Newsom made multiple takeover threats during an appearance at the Public Policy Institute of California last week.

“PG&E, that company no longer exists,” Newsom said. “There’s gonna be a new company or the state of California takes it over and that new company is going to be transformed and in five or 10 years, I think that an IOU (investor-owned utility) potentially could make every one of us proud and could be a model for the rest of the nation if we do our job.”

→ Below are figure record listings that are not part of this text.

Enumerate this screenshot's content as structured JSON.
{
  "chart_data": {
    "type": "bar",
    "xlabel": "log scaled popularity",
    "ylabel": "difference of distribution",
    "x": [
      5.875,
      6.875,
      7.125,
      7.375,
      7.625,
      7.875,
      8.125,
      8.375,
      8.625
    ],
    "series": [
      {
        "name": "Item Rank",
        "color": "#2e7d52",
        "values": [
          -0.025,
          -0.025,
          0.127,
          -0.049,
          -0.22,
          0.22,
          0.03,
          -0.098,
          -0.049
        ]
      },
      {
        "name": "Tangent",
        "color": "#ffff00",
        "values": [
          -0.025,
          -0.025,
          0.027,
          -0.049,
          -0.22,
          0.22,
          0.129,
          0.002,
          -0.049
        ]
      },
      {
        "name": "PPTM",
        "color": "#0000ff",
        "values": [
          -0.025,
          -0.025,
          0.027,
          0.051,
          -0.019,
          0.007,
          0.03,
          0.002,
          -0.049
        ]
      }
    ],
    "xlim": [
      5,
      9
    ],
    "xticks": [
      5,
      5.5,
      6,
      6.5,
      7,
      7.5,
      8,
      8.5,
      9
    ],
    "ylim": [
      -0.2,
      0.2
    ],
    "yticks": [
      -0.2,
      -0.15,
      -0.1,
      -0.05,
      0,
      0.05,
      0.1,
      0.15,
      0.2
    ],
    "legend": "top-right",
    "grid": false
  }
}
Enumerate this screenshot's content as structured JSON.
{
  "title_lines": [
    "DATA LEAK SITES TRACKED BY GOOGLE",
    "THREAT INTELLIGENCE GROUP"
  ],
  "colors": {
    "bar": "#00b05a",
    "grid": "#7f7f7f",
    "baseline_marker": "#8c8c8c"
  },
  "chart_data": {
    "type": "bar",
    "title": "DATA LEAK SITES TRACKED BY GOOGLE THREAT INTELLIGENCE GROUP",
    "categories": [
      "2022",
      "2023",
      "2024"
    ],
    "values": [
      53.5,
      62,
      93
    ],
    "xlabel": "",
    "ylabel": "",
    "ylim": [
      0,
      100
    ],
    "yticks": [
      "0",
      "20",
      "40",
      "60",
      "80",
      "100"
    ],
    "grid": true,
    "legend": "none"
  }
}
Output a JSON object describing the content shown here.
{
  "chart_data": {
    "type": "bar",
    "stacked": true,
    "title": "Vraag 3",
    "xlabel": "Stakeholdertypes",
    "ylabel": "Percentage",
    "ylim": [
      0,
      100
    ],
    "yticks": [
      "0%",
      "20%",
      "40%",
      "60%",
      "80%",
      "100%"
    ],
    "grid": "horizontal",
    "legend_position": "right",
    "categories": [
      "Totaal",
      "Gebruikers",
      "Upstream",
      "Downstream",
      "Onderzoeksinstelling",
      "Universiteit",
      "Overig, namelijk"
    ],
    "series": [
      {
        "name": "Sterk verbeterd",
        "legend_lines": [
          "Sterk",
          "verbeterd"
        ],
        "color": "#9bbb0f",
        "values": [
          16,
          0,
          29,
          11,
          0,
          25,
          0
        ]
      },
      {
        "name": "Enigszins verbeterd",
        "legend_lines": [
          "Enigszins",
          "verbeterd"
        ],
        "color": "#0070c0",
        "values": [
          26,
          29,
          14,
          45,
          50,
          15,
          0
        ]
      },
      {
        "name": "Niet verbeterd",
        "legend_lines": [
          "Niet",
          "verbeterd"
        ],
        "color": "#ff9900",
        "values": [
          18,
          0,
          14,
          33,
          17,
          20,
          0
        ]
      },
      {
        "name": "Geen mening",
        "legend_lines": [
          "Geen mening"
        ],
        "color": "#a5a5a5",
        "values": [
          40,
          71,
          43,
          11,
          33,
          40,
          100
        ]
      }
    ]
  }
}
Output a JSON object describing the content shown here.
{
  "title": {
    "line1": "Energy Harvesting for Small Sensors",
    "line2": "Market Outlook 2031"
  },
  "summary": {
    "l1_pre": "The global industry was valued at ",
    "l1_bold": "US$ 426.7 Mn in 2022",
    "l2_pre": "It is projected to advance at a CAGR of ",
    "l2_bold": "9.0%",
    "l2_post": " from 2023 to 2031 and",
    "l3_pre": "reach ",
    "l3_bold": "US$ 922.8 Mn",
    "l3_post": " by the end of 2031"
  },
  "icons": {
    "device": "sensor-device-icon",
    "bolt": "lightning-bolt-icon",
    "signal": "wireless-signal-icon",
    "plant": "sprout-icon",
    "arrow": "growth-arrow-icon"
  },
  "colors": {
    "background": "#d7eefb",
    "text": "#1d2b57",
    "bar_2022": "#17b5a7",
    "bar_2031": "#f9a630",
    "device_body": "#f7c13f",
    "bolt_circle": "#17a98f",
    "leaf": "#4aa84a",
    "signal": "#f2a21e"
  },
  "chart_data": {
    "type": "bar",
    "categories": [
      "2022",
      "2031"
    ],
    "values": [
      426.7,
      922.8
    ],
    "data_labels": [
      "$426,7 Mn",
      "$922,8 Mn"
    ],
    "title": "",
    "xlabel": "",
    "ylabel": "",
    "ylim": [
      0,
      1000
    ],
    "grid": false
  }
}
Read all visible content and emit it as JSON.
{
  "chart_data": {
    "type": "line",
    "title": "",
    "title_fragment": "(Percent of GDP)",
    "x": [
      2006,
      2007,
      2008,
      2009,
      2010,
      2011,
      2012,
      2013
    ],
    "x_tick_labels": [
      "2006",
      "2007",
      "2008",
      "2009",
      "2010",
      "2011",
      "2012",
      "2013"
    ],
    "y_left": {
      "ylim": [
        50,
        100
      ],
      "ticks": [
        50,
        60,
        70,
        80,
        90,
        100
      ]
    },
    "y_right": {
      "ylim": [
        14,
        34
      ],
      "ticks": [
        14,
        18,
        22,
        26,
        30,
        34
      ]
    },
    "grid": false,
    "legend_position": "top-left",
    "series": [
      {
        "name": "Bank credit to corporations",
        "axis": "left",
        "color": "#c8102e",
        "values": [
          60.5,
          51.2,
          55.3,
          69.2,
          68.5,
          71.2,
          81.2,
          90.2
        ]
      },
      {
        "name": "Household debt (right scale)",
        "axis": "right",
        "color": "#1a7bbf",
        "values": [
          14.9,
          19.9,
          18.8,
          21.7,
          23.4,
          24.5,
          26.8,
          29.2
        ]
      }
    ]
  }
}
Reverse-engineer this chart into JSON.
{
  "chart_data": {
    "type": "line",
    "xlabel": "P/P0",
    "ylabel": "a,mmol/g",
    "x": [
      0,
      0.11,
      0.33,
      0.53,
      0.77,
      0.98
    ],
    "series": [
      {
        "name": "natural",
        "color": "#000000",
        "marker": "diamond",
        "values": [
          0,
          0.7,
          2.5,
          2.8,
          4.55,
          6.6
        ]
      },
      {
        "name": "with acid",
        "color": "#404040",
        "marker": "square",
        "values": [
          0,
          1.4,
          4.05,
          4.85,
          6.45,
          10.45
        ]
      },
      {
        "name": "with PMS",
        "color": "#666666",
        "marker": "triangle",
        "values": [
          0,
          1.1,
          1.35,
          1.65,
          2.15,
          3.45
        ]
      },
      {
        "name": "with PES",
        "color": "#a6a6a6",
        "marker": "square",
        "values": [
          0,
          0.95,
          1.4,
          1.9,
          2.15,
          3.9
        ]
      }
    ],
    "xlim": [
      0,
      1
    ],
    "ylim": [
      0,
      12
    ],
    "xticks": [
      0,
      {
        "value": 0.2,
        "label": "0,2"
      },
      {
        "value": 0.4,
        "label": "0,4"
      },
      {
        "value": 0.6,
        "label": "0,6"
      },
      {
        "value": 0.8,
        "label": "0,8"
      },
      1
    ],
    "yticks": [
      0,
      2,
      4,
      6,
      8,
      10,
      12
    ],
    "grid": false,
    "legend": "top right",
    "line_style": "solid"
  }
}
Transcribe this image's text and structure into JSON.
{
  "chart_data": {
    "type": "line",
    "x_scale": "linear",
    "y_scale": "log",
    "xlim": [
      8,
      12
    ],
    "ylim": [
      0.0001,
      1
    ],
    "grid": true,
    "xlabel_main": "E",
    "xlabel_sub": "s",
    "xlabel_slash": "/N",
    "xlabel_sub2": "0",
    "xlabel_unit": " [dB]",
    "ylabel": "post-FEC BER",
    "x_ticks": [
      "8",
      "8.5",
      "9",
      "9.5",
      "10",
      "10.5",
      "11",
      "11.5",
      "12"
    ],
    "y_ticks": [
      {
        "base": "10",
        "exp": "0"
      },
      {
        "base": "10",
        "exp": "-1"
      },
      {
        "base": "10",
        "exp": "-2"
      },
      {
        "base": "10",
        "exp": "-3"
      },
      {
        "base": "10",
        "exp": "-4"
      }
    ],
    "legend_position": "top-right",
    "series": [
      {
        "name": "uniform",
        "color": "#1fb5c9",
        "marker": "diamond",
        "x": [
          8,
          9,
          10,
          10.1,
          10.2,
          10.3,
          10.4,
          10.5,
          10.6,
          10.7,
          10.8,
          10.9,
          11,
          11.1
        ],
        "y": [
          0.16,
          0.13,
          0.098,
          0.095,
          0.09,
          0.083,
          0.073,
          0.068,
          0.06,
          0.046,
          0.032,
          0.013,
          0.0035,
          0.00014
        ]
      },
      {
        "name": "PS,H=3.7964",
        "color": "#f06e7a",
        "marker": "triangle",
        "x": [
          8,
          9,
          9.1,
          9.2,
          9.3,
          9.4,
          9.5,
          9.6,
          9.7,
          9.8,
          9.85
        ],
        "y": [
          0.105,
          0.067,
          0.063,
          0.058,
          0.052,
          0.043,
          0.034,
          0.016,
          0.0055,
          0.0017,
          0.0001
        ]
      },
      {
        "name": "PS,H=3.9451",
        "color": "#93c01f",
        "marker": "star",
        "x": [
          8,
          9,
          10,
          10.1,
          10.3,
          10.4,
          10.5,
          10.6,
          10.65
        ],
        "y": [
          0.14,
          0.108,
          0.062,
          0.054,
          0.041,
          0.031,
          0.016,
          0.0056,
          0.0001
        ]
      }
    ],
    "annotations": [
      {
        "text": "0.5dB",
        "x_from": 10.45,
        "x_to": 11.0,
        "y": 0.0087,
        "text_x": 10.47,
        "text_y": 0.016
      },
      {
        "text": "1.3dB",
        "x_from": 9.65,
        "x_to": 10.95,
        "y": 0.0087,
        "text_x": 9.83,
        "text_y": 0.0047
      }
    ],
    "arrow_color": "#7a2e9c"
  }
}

What the governor is specifically demanding are significant changes within PG&E — namely a more qualified and independent board of directors made up of a majority of Californians; a way for the state to step in in extreme conditions; and for shareholders to give up some of their interests so the company has more capital to focus on safety. As things stand, Newsom says PG&E’s reorganization plan uses a combination of debt and securitization that leaves it with little financing room for making billions of dollars in safety investments.

It’s not clear if PG&E’s latest offer to turn over some board seats and name directors with more safety expertise, which follows weeks of closed-door talks with Newsom’s lead negotiators, is enough to appease the governor.

Time is running short. PG&E doesn’t just need to reemerge by June 30 to tap $21 billion in state financing. Sometime in July, it will lose its 18-month exclusive right to propose a reorganization plan in bankruptcy court. In that unlikely scenario, the court could look to competing reorganization plans from wildfire victims to bondholders.

And, of course, there’s another looming deadline.

“Fire season is coming,” noted Ellias, the law professor. “And it would be really good if this company is out of bankruptcy by then.”